I stayed outside all day today, under a tree, gripping my book with sticky fingers, squinting into the sun. The spotted triumverate lay next to me, keeping their eyes on me. They take it in turns to watch me and I realize that they know what's going on. They know that the house feels empty. They watch me at night too, forming a circle around the bed, coming to lick my hand or nuzzle their way under the duvet when I wake up at 3.
I don't know what's going on. I can't predict the outcome. I know I have to show up once or twice a week and speak my truth and listen. I know I am thin, that my body doesn't want food, that my heart feels strange. I run. I walk. I ride. I read. I write. I sleep. I wake. I get extra hugs from the children. People check in on me because they worry.
I don't feel sorry for myself. It's just a new strange land, this land of limbo. There are no rules, no walls, no ground beneath my feet. I think about being six and scared of the goblins under the cupboard. I put on heels and lipstick and lift my chin and go out into the world and people say "You look great." And I smile and wonder wryly why I didn't go on this diet years ago.
I think about Paul Simon and the window in your heart (everybody sees you're blown apart).

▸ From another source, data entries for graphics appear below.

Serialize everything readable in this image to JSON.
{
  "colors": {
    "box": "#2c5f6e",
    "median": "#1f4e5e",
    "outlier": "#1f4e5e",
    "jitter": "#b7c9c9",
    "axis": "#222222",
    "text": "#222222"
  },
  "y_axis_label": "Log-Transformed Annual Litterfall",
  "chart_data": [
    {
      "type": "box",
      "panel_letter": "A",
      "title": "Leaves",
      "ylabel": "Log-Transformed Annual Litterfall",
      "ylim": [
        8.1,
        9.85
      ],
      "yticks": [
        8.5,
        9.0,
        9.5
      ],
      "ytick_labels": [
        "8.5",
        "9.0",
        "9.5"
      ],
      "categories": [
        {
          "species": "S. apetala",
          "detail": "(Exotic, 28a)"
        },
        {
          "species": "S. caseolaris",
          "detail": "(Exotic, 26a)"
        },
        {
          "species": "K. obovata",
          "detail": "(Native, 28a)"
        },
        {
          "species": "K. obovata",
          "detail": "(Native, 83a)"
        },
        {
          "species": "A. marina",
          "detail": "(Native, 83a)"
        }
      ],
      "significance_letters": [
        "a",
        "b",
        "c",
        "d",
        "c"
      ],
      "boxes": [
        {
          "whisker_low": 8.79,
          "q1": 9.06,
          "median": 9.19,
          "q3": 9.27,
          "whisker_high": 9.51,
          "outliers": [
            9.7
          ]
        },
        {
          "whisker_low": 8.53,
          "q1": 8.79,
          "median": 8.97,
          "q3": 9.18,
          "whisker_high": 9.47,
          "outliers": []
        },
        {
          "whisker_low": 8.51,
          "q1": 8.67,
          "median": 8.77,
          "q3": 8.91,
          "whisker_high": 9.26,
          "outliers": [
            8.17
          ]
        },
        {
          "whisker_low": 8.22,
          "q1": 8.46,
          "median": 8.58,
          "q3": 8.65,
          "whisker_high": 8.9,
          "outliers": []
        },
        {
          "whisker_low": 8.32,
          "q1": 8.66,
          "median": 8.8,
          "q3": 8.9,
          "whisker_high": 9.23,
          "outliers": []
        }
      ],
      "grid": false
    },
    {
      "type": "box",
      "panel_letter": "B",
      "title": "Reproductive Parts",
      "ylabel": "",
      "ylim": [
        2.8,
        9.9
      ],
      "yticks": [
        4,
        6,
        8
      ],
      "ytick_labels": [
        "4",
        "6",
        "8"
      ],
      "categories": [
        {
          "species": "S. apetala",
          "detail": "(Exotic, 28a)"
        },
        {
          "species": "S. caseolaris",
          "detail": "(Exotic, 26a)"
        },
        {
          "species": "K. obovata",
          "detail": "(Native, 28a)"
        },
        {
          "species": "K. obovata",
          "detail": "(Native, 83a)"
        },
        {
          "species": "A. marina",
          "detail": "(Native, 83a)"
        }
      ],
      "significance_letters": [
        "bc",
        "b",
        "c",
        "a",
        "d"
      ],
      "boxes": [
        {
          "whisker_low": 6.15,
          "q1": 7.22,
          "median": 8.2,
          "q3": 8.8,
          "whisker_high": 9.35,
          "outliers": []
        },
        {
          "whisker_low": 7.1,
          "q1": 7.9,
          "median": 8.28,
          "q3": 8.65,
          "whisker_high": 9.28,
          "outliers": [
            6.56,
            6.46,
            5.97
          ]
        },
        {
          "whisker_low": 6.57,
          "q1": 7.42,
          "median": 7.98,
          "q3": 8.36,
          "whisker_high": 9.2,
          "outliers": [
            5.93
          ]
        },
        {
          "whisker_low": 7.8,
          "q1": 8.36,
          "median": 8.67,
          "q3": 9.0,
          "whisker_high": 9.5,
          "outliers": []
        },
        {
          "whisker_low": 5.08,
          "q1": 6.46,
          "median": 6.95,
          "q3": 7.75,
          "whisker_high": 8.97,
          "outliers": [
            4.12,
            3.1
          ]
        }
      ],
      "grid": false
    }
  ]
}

I think about Paris and my twenty-first birthday and the grey and yellow checked dress I wore in the Tuilleries Gardens and the picture you have of me licking my ice cream cone and smiling at you behind my father's old RayBans. I think about that grand gesture, how you wanted to take me to Paris because I'd never been and how it was perfect and you spoiled me, and we couldn't sleep at night and flung open all the windows in that ancient hotel because it was so hot in the city, which smelled of overripe melon and baking bread.
My thoughts keep circling back to you. I'm reminded of you when you bid friends goodbye at the airport, having been just a tiny bit irritated that they stayed too long. But when they leave you say "I really, really miss him. I hope he comes back soon."